New Zealand / Technology

Artificial intelligence may end up helping students - academic

11:57 am on 10 April 2023

Photo: 123RF

By Bailey Brannon

A university lecturer believes artificial intelligence has the potential to personalise learning and provide students with in-depth feedback.

AI-driven technology has been on the rise with open access tools such as ChatGPT, allowing people to ask the bot any question.

Students have been able to use the technology to help them write assignments, with some universities introducing ways to detect bot-written work.

Alex Sims, an associate professor in the Department of Commercial Law at the University of Auckland, said there are benefits that can come from AI tech within the classroom.

"It can give much more individualised feedback; it can take a lot of time to give feedback with 300 assignments to mark.

"What we have to do is give students a list of common mistakes, but the students don't think they've made those mistakes."

Sims said academics have been able to use AI to tailor far richer comments for the students.

Many assignments tend to test students' writing ability rather than how well they know the subject.

Associate Professor Alex Sims.

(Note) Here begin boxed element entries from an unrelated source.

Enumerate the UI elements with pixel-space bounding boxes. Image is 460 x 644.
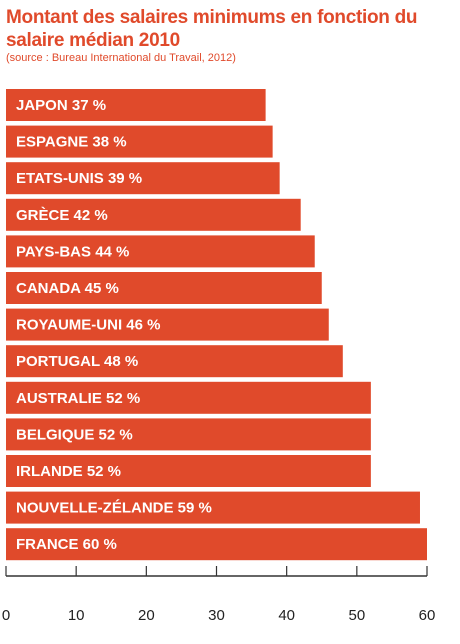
bar-label-12: FRANCE 60 %	[16, 536, 117, 553]
x-tick-label-1: 10	[68, 607, 85, 624]
x-tick-label-4: 40	[278, 607, 295, 624]
bar-10	[6, 455, 371, 487]
x-tick-label-5: 50	[348, 607, 365, 624]
x-tick-label-0: 0	[2, 607, 10, 624]
x-tick-label-2: 20	[138, 607, 155, 624]
bar-label-1: ESPAGNE 38 %	[16, 134, 127, 151]
bar-9	[6, 418, 371, 451]
bars-group: JAPON 37 % ESPAGNE 38 % ETATS-UNIS 39 % GRÈ…	[6, 89, 427, 561]
bar-label-7: PORTUGAL 48 %	[16, 353, 138, 370]
bar-label-0: JAPON 37 %	[16, 97, 106, 114]
bar-1	[6, 125, 273, 158]
bar-12	[6, 528, 427, 561]
bar-6	[6, 308, 329, 341]
bar-3	[6, 198, 301, 231]
bar-7	[6, 345, 343, 378]
bar-label-4: PAYS-BAS 44 %	[16, 243, 129, 260]
bar-8	[6, 381, 371, 414]
bar-label-3: GRÈCE 42 %	[16, 207, 108, 224]
bar-label-11: NOUVELLE-ZÉLANDE 59 %	[16, 500, 212, 517]
x-axis: 0 10 20 30 40 50 60	[2, 566, 436, 624]
x-tick-label-3: 30	[208, 607, 225, 624]
chart-header: Montant des salaires minimums en fonctio…	[6, 6, 456, 65]
bar-label-9: BELGIQUE 52 %	[16, 426, 133, 443]
chart-subtitle: (source : Bureau International du Travai…	[6, 52, 236, 64]
bar-0	[6, 89, 266, 121]
bar-2	[6, 162, 280, 195]
chart-title: Montant des salaires minimums en fonctio…	[6, 7, 418, 51]
x-tick-label-6: 60	[419, 607, 436, 624]
bar-label-6: ROYAUME-UNI 46 %	[16, 317, 160, 334]
bar-label-10: IRLANDE 52 %	[16, 463, 121, 480]
bar-4	[6, 235, 315, 268]
bar-label-8: AUSTRALIE 52 %	[16, 390, 140, 407]
bar-5	[6, 272, 322, 304]
bar-label-2: ETATS-UNIS 39 %	[16, 170, 142, 187]
bar-label-5: CANADA 45 %	[16, 280, 119, 297]
bar-11	[6, 491, 420, 524]
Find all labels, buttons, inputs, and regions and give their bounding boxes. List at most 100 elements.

Photo: Supplied

Sims said assessments will start to see redesigns in the future moving away from essay writing which in the end will level the field for students.

"I've taught students that have had dyslexia or English as a second language who know the answer but have trouble communicating getting lower marks.

"Compared to someone else that doesn't know the content but can write it well, but now we have tools that can write even better than people."

There have been courses implementing ChatGPT having students critique the answer given by bots, fact-checking the information.

Sims said there are already academics embracing AI, but there will be many that are going to find the change difficult.

"For a number of others it's very challenging, what they've learned all their lives has all changed which will be difficult."

The plagiarism software Turnitin has now begun updating the tool with the ability to start checking work for AI-generated content.

The tool is used across all universities in New Zealand, but academics are sceptical on how accurate it will be.